1# Make predictions on the validation set
2val_preds = model.predict(val_inputs)
3
4# Select a single sequence from the validation set to plot
5idx_to_plot = 25
6median_pred = val_preds[idx_to_plot, :, 1] # 0.5 quantile is at index 1
7lower_bound = val_preds[idx_to_plot, :, 0] # 0.05 quantile is at index 0
8upper_bound = val_preds[idx_to_plot, :, 2] # 0.95 quantile is at index 2
9actuals = val_targets[idx_to_plot, :, 0]
10
11# --- Visualization ---
12plt.figure(figsize=(12, 6))
13time_axis = range(HORIZON)
14
15# Plot uncertainty bounds
16plt.fill_between(
17 time_axis, lower_bound, upper_bound,
18 color='orange', alpha=0.3, label='90% Prediction Interval'
19)
20# Plot actuals and median forecast
21plt.plot(time_axis, actuals, 'o--', color='blue', label='Actual Values')
22plt.plot(time_axis, median_pred, 'x-', color='red', label='Median Forecast (p50)')
23
24plt.title('Probabilistic Forecast vs.
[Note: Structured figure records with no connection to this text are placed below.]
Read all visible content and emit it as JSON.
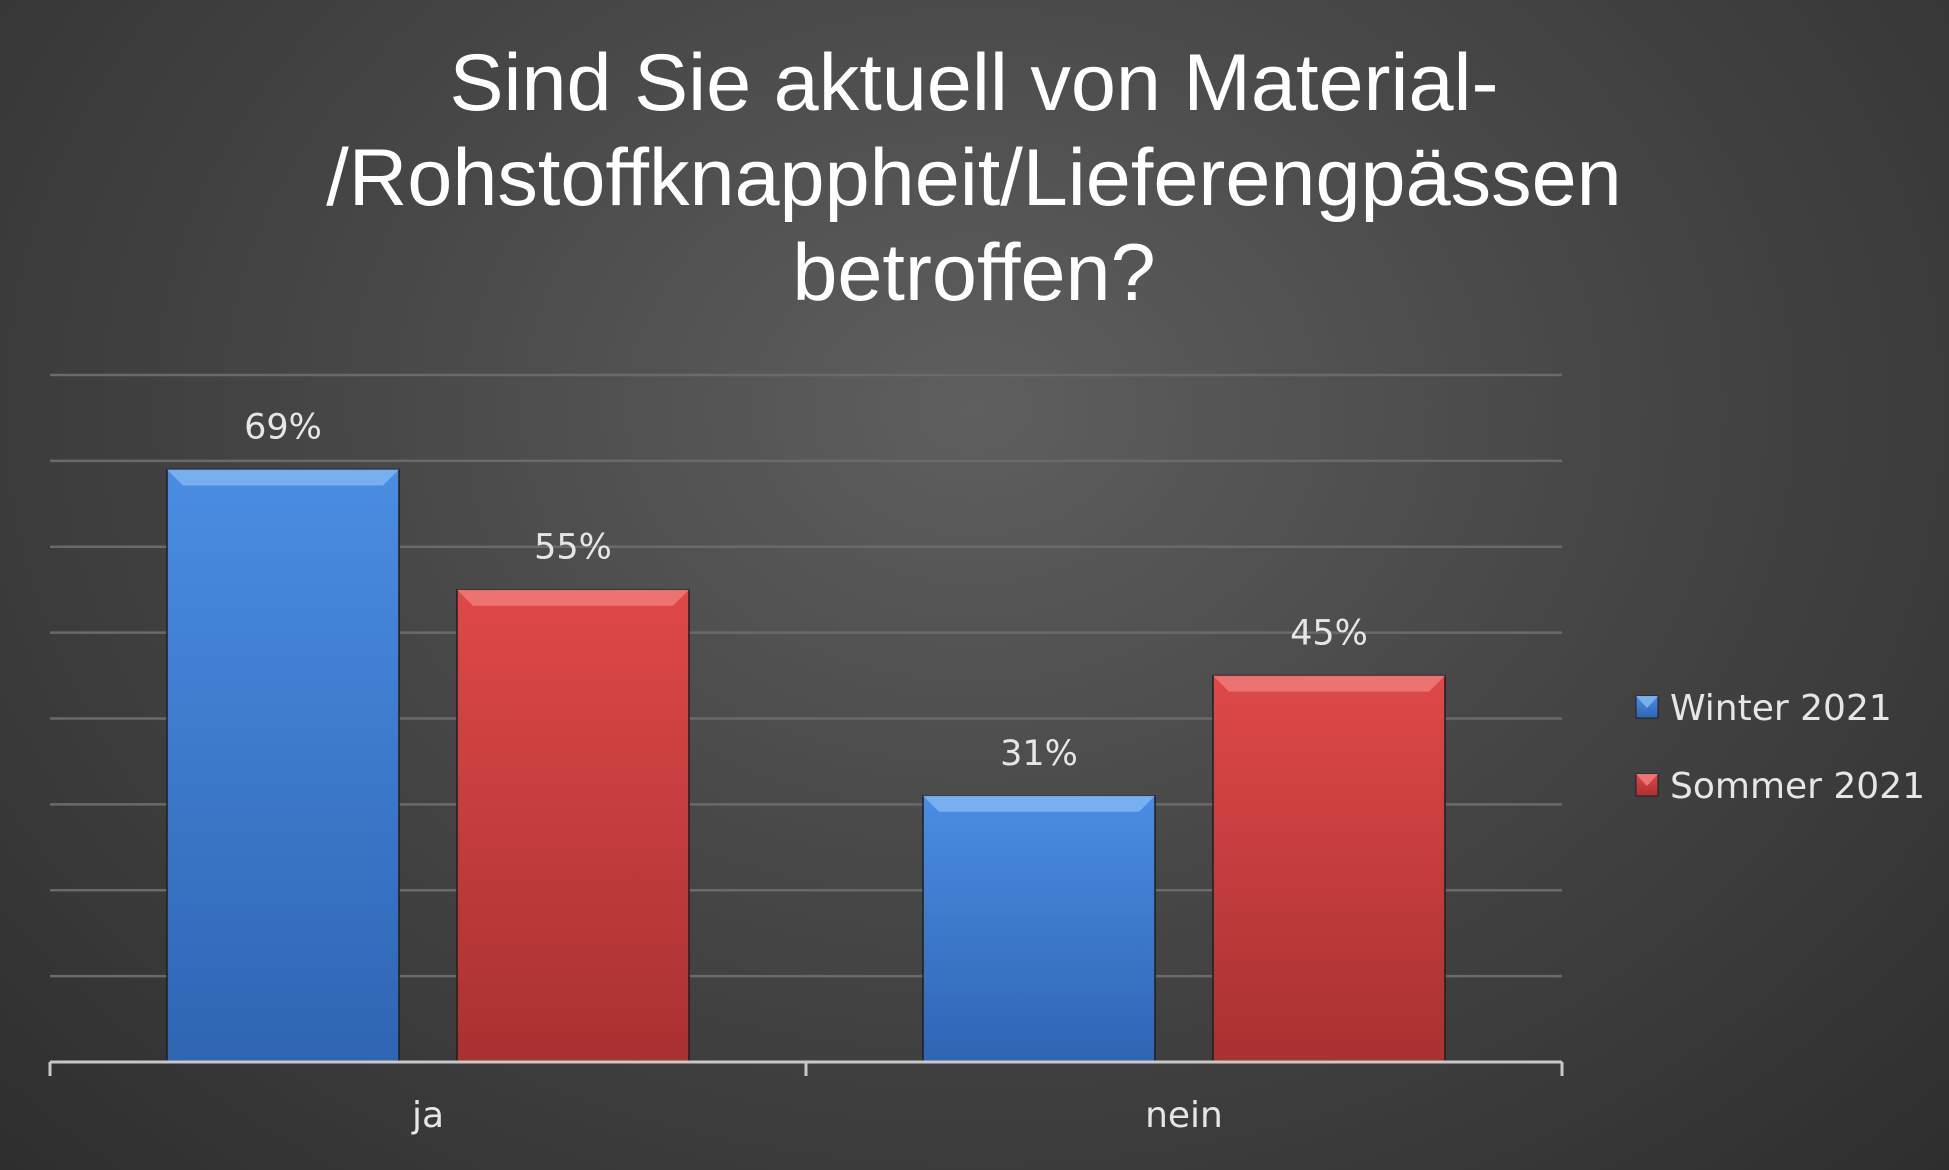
{
  "chart_data": {
    "type": "bar",
    "title_lines": [
      "Sind Sie aktuell von Material-",
      "/Rohstoffknappheit/Lieferengpässen",
      "betroffen?"
    ],
    "categories": [
      "ja",
      "nein"
    ],
    "series": [
      {
        "name": "Winter 2021",
        "values": [
          69,
          31
        ],
        "labels": [
          "69%",
          "31%"
        ],
        "color": "#3f7fd4"
      },
      {
        "name": "Sommer 2021",
        "values": [
          55,
          45
        ],
        "labels": [
          "55%",
          "45%"
        ],
        "color": "#cf3d3d"
      }
    ],
    "ylim": [
      0,
      80
    ],
    "grid": true,
    "legend_position": "right"
  }
}
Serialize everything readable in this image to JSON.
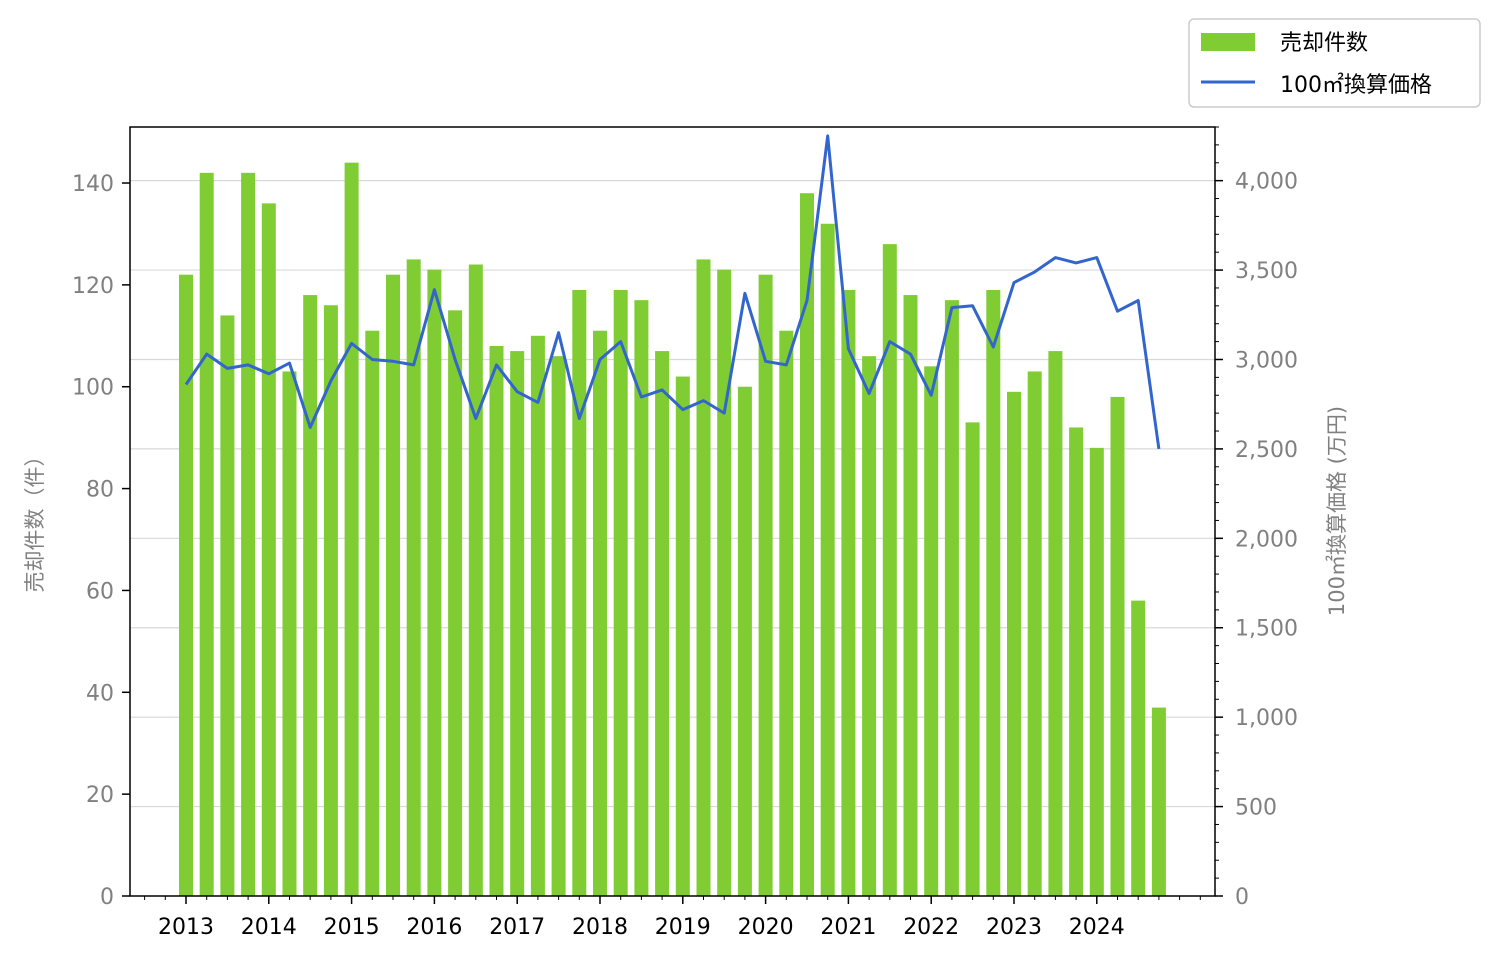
{
  "chart_data": {
    "type": "bar",
    "title": "",
    "xlabel": "",
    "x_tick_labels": [
      "2013",
      "2014",
      "2015",
      "2016",
      "2017",
      "2018",
      "2019",
      "2020",
      "2021",
      "2022",
      "2023",
      "2024"
    ],
    "ylabel_left": "売却件数（件）",
    "ylabel_right": "100㎡換算価格 (万円)",
    "ylim_left": [
      0,
      151
    ],
    "ylim_right": [
      0,
      4300
    ],
    "yticks_left": [
      0,
      20,
      40,
      60,
      80,
      100,
      120,
      140
    ],
    "yticks_right": [
      0,
      500,
      1000,
      1500,
      2000,
      2500,
      3000,
      3500,
      4000
    ],
    "yticks_right_labels": [
      "0",
      "500",
      "1,000",
      "1,500",
      "2,000",
      "2,500",
      "3,000",
      "3,500",
      "4,000"
    ],
    "grid": "horizontal (right axis)",
    "legend_position": "top-right outside",
    "quarters": [
      "2013Q1",
      "2013Q2",
      "2013Q3",
      "2013Q4",
      "2014Q1",
      "2014Q2",
      "2014Q3",
      "2014Q4",
      "2015Q1",
      "2015Q2",
      "2015Q3",
      "2015Q4",
      "2016Q1",
      "2016Q2",
      "2016Q3",
      "2016Q4",
      "2017Q1",
      "2017Q2",
      "2017Q3",
      "2017Q4",
      "2018Q1",
      "2018Q2",
      "2018Q3",
      "2018Q4",
      "2019Q1",
      "2019Q2",
      "2019Q3",
      "2019Q4",
      "2020Q1",
      "2020Q2",
      "2020Q3",
      "2020Q4",
      "2021Q1",
      "2021Q2",
      "2021Q3",
      "2021Q4",
      "2022Q1",
      "2022Q2",
      "2022Q3",
      "2022Q4",
      "2023Q1",
      "2023Q2",
      "2023Q3",
      "2023Q4",
      "2024Q1",
      "2024Q2",
      "2024Q3",
      "2024Q4"
    ],
    "series": [
      {
        "name": "売却件数",
        "type": "bar",
        "axis": "left",
        "color": "#7fcc33",
        "values": [
          122,
          142,
          114,
          142,
          136,
          103,
          118,
          116,
          144,
          111,
          122,
          125,
          123,
          115,
          124,
          108,
          107,
          110,
          106,
          119,
          111,
          119,
          117,
          107,
          102,
          125,
          123,
          100,
          122,
          111,
          138,
          132,
          119,
          106,
          128,
          118,
          104,
          117,
          93,
          119,
          99,
          103,
          107,
          92,
          88,
          98,
          58,
          37
        ]
      },
      {
        "name": "100㎡換算価格",
        "type": "line",
        "axis": "right",
        "color": "#3366cc",
        "values": [
          2860,
          3030,
          2950,
          2970,
          2920,
          2980,
          2620,
          2880,
          3090,
          3000,
          2990,
          2970,
          3390,
          3000,
          2670,
          2970,
          2820,
          2760,
          3150,
          2670,
          3000,
          3100,
          2790,
          2830,
          2720,
          2770,
          2700,
          3370,
          2990,
          2970,
          3330,
          4250,
          3060,
          2810,
          3100,
          3030,
          2800,
          3290,
          3300,
          3070,
          3430,
          3490,
          3570,
          3540,
          3570,
          3270,
          3330,
          2500
        ]
      }
    ]
  }
}
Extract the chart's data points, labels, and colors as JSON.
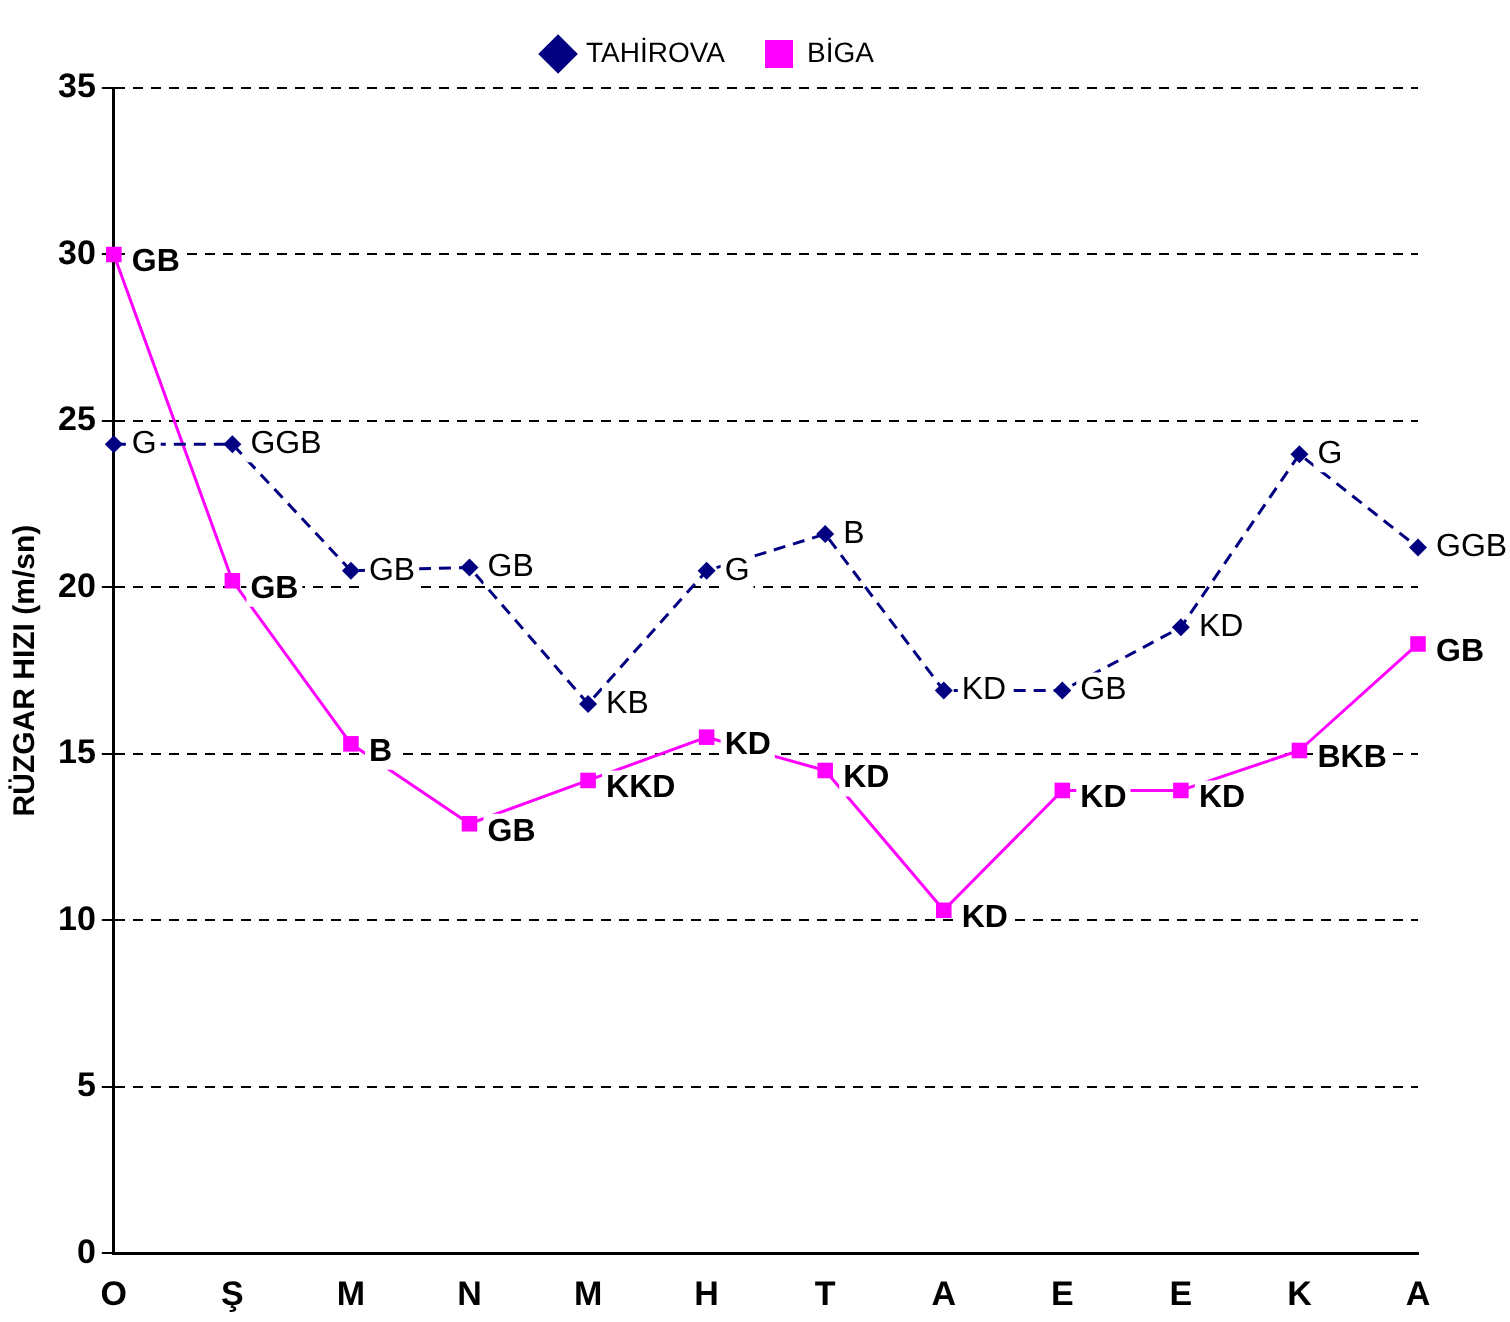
{
  "chart_data": {
    "type": "line",
    "ylabel": "RÜZGAR HIZI (m/sn)",
    "categories": [
      "O",
      "Ş",
      "M",
      "N",
      "M",
      "H",
      "T",
      "A",
      "E",
      "E",
      "K",
      "A"
    ],
    "series": [
      {
        "name": "TAHİROVA",
        "color": "#000080",
        "marker": "diamond",
        "line_style": "dashed",
        "values": [
          24.3,
          24.3,
          20.5,
          20.6,
          16.5,
          20.5,
          21.6,
          16.9,
          16.9,
          18.8,
          24.0,
          21.2
        ],
        "value_labels": [
          "G",
          "GGB",
          "GB",
          "GB",
          "KB",
          "G",
          "B",
          "KD",
          "GB",
          "KD",
          "G",
          "GGB"
        ]
      },
      {
        "name": "BİGA",
        "color": "#ff00ff",
        "marker": "square",
        "line_style": "solid",
        "values": [
          30.0,
          20.2,
          15.3,
          12.9,
          14.2,
          15.5,
          14.5,
          10.3,
          13.9,
          13.9,
          15.1,
          18.3
        ],
        "value_labels": [
          "GB",
          "GB",
          "B",
          "GB",
          "KKD",
          "KD",
          "KD",
          "KD",
          "KD",
          "KD",
          "BKB",
          "GB"
        ]
      }
    ],
    "ylim": [
      0,
      35
    ],
    "yticks": [
      0,
      5,
      10,
      15,
      20,
      25,
      30,
      35
    ],
    "grid": "y",
    "legend": "top"
  }
}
Actuals (Validation Sample)')
25plt.xlabel(f'Forecast Step (Horizon = {HORIZON} steps)')
26plt.ylabel('Value')
27plt.legend()
28plt.grid(True, linestyle=':')
29plt.tight_layout()
30plt.show()
Expected Plot:
A plot showing the actual values, the median forecast, and the shaded 90% prediction interval. This visualizes not just what the model predicts, but also its confidence in that prediction.¶
Discussion of Exercise¶
Congratulations! You have successfully trained a pure transformer model for a complex, probabilistic forecasting task. In this exercise, you have learned to:
- Prepare data into the three-part list format (`[static, dynamic,
future]`) required by the
TimeSeriesTransformer.
- Configure the model to output quantile predictions for estimating
uncertainty.
Implement and use a custom quantile loss function for training.
- Visualize a probabilistic forecast, clearly showing the prediction
interval around the median forecast.
This workflow demonstrates the power of pure attention-based models for capturing long-range dependencies and providing rich, uncertainty- aware forecasts.